The primitives in this section sort into three rough cost profiles, and once you see the sort, the names stop blurring together.

  • Always-loaded. Read into the window at session start and present on every turn. Cost: permanent footprint until the session ends. Examples: rules, tool definitions, skill descriptions.
  • On-demand. Their existence is visible to the model, but the content only loads when the model decides it’s relevant. Cost: cheap until used. Examples: skill bodies, MCP tool schemas (where the CLI supports lazy loading).
  • Isolated. Spawned with their own fresh window, do work, return only a summary. Cost: zero on the parent window beyond that summary. Examples: subagents, plan-mode explorations you discard.

When you’re choosing between primitives — should this be a rule or a skill? a skill or a subagent? — you’re almost always choosing between cost profiles. The decision tables in each chapter (“why this and not…”) are restatements of the same trade-off.

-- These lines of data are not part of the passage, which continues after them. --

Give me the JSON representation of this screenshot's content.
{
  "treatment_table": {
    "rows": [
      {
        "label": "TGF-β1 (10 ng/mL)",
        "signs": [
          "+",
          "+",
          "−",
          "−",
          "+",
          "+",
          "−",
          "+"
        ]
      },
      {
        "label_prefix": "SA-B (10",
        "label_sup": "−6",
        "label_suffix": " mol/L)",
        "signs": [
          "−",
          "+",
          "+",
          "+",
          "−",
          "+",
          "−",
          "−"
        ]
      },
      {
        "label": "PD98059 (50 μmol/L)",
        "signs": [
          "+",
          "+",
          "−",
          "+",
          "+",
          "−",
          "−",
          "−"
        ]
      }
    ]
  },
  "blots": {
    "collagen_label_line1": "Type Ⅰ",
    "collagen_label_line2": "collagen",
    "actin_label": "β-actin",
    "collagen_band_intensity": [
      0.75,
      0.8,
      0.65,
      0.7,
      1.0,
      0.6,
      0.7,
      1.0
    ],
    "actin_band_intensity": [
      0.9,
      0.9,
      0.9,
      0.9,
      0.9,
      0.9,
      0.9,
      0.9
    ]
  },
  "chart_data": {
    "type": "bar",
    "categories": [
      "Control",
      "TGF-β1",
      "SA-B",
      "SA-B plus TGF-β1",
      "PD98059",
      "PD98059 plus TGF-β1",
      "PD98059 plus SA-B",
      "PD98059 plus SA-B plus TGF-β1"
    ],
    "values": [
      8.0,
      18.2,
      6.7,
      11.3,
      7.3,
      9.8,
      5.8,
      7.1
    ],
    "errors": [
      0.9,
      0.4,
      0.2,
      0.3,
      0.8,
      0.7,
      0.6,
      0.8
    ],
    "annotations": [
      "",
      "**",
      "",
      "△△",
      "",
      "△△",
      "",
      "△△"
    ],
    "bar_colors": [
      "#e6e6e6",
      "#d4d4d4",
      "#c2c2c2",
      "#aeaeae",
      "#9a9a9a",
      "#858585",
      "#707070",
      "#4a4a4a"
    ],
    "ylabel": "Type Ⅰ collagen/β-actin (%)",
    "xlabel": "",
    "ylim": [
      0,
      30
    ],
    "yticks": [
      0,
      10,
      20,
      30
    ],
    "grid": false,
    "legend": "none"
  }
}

A session is one run of the loop, with one context window. When you close the CLI and reopen it tomorrow, you get a new session: a fresh window, no memory of yesterday’s conversation. The codebase is the same, the rules file is the same, but everything that happened between you and the agent — every correction, every decision, every “no, not like that” — is gone.

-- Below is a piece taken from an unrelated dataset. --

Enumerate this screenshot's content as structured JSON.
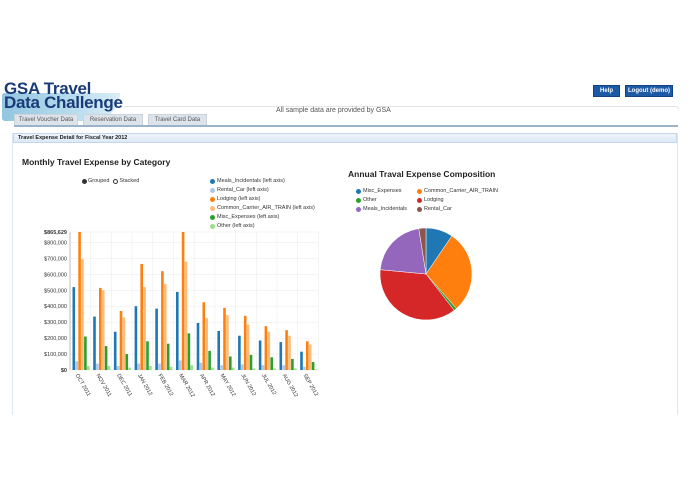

That’s why rules exist as a separate primitive. The unwritten conventions of your codebase (“we use pnpm, not npm”) have to be re-established every session unless they’re written down somewhere the CLI reads automatically. A rule file is how you make a fact survive the session boundary.

Most CLIs also let you resume or fork a previous session — reopening the same window instead of starting fresh — and some now persist agent-managed “memory” across sessions (a separate primitive from rules; see the rules chapter for the distinction). But the default is always: new session, empty window.

Why this matters for everything that follows

Section titled “Why this matters for everything that follows”

Each chapter in this section is, underneath, an answer to a piece of one question: how do you get the right context in front of the model, at the right time, without filling the window with noise?

  • Rules — put facts the agent needs every turn into the window automatically.
  • Skills — keep procedures out of the window until they’re needed.
  • Subagents — do noisy work in a different window so yours stays clean.
  • MCP servers — give the agent a way to reach external systems instead of you pasting their contents in.
  • Hooks — react to events on the loop deterministically, without using window space to remind the model.
  • Permissions — narrow what the agent can do without enlarging the window with warnings.
  • Plan mode — explore without locking actions into the window before you’ve agreed on them.

The vocabulary differs across tools, the implementations diverge, the trade-offs shift — but the underlying problem is shared. The rest of this section is a tour of how each tool solves it.